Production postmortemThe encrypted database that was too big to replicate

time to read 3 min | 592 words

A customer called the support hotline with a serious problem. They had a large database and wanted to add another replica node to it. This is a fairly standard thing to do, of course. The problem was that somewhere around the 70% mark, the replication process stalled. All the metrics were green, the mentor node and the new node had perfect connectivity, and there were no errors in the logs.

Typical reasons for replication to stall usually involve connectivity issues, but in this case, we could see that there was no such sign of that. In fact, the mentor node kept sending (empty) batches to the destination node. That shouldn’t be the case, however. If we have nothing to send, there shouldn’t be a batch sent over the wire. That was the only hint of something wrong.

We also looked into what information RavenDB could tell us about the system, and noticed that we have a performance hint about big documents. Some of them exceeded 32MB in size, which is… quite a lot.  That doesn’t really relate so much to replication, however. It would surely slow it down, but it should work.

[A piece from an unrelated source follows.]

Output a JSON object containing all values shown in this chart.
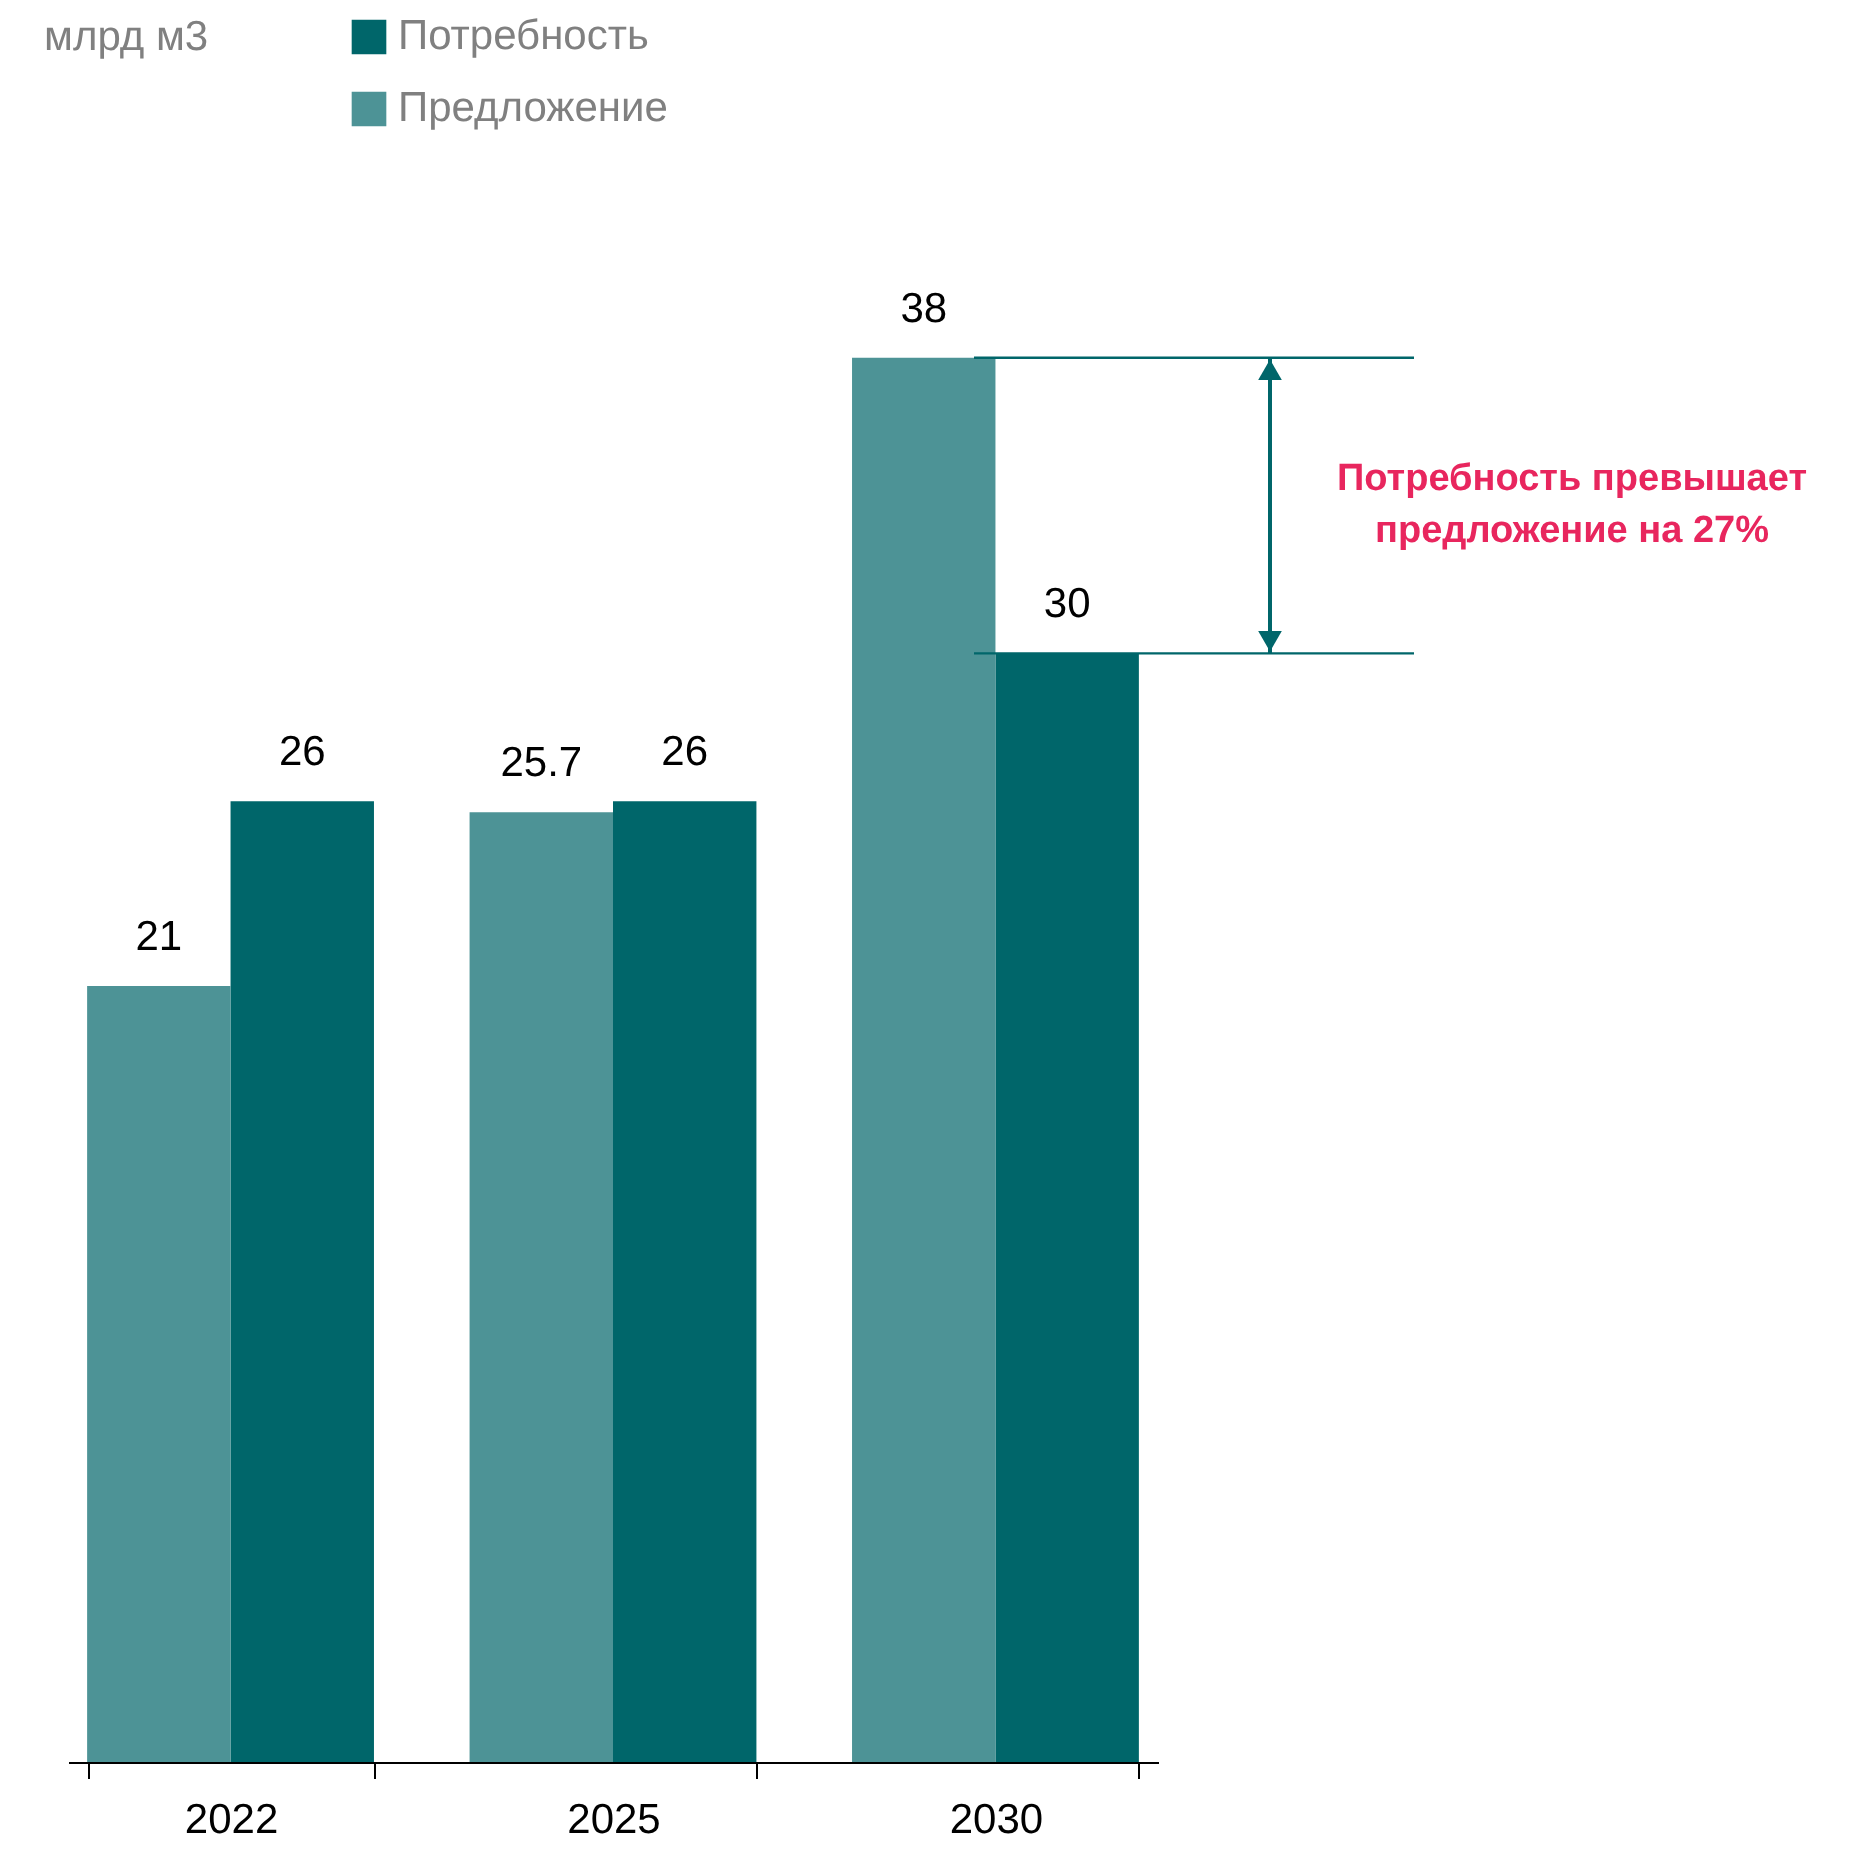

Looking into the logs, we could see that the mentor node was attempting to send a batch, but it was sending zero documents. Digging deeper, we saw an entry about skipping documents, that was… strange. Cross referencing the log statement with the source code revealed that RavenDB decided that it is sending too much in the batch and aborted it. But… it isn’t sending anything in the batch.

What is actually going on is that the database in question is an encrypted one. Encrypted databases in RavenDB are encrypted in both disk and memory. The only time that we decrypt a document is when there is an active transaction reading it. During that time, we hold that in locked memory (so it wouldn’t be paged to disk). As a result of that, we try to limit the size of transactions in encrypted databases. When we replicate data between nodes, we open a read transaction on the source node, read the documents that we need to replicate and send them to the other side.

There is a small caveat here, each node in an encrypted database can use a different encryption key, so we aren’t sending the encrypted data, but the plain text. Of course, the communication itself is encrypted, so nothing can peek into the data in the middle.

By default, we’ll stop a replication batch in an encrypted database after we locked more than 64 MB of memory. A replication batch of 64 MB is plenty big enough, after all. However… we didn’t take into account a scenario where a single document may cause us to consume more than 64 MB in locked memory. And we put the check to close the replication batch very early in the process.

The sequence of operations was then:

  • Start a replication batch
  • Load the first document to send
  • Realize that we locked too much memory and close the batch
  • Send a zero length batch

Rinse and repeat, since we can’t make any forward progress.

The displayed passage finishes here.